Gli equipaggi della RAF, affermarono che gli incendi erano visibili fino a duecentoquaranta chilometri di distanza.

Erano state completamente distrutte 3300 case e oltre 9510 danneggiate in modo più o meno grave. Cifre che indicano come il numero dei senzatetto denunciato dalle autorità tedesche (45.132) era gravemente in difetto. Da Colonia sfollarono immediatamente 130.000 persone. Le fabbriche distrutte furono numerose, ma non quelle più importanti attorno alla città. Circa 1500 piccole imprese furono tuttavia coinvolte nel disastro e le comunicazioni esterne e interne accusarono gravi disagi per molti giorni. Il numero delle vittime fu invece bassissimo: 474 morti e circa 5000 feriti.

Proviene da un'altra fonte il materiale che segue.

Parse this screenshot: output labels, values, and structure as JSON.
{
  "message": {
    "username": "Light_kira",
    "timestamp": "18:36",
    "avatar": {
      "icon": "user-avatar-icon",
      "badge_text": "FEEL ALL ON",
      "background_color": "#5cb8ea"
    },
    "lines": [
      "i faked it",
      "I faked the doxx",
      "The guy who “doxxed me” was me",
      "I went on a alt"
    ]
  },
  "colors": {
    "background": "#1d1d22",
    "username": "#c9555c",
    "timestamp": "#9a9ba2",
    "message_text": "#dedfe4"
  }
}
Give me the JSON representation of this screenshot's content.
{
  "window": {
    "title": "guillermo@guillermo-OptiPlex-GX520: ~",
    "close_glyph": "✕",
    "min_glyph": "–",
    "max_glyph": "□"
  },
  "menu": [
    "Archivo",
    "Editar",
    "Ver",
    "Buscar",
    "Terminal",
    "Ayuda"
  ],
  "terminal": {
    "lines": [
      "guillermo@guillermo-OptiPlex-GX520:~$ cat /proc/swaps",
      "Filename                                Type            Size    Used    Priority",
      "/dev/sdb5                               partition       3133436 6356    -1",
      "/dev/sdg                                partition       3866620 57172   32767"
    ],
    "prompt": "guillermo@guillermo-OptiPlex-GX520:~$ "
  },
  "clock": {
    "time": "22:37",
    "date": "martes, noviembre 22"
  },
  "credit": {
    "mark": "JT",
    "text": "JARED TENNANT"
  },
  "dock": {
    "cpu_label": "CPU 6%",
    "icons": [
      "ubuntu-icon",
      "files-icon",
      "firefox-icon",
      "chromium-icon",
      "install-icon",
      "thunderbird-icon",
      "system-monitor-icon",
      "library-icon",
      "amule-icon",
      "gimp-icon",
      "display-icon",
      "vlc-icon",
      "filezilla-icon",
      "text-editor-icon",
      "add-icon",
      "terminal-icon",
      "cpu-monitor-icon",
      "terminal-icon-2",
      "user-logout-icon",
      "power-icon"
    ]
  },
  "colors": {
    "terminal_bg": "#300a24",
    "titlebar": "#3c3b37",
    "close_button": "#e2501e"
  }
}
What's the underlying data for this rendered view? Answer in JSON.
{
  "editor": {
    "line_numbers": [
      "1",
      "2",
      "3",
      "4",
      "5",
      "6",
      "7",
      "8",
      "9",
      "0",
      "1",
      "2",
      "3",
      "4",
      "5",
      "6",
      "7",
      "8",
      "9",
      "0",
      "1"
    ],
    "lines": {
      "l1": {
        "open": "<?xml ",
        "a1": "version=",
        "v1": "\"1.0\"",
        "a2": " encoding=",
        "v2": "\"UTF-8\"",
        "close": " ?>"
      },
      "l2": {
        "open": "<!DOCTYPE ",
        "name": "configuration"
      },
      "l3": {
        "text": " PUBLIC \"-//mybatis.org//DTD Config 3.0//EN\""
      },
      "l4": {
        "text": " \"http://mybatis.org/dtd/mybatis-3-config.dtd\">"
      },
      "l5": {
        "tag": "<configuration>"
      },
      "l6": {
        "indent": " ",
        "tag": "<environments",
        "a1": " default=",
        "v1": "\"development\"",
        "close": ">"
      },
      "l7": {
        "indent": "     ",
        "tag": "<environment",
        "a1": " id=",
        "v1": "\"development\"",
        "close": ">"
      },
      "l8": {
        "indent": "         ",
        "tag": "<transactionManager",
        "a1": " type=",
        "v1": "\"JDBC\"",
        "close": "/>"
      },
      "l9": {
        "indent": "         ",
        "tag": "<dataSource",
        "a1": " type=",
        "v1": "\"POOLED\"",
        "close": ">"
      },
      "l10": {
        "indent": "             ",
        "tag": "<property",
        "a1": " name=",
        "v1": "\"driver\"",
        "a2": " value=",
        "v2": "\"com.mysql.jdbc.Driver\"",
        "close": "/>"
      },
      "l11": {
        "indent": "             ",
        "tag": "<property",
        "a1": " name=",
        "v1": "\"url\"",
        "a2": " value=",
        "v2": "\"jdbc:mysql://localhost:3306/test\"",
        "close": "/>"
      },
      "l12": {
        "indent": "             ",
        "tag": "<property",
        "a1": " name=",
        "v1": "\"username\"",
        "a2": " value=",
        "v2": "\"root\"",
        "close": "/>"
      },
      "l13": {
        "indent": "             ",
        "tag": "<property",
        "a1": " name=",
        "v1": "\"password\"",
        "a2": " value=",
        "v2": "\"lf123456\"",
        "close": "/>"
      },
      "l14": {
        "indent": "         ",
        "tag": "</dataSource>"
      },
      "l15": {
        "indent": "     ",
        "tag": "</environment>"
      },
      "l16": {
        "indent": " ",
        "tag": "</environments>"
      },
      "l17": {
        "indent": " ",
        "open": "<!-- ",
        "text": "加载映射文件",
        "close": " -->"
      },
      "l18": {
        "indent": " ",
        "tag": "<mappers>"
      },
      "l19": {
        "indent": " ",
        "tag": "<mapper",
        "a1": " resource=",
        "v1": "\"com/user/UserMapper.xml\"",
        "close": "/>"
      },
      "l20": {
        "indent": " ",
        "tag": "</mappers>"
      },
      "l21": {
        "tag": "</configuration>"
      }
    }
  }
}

Ciano scrisse nel suo diario il 3 giugno 1942: «I tedeschi hanno impedito ad Alfieri di recarsi a Colonia e l’hanno fermato alla stazione di Düsseldorf. Evidentemente lo scempio è stato tale che non amano mostrarlo al nostro ambasciatore. Anche Essen è stata colpita la notte scorsa, pare in proporzioni altrettanto forti».

A titolo di rappresaglia la Luftwaffe, nella notte dal 31 maggio al 1° giugno, eseguì con cinquanta velivoli un’incursione “Baedeker” contro Canterbury.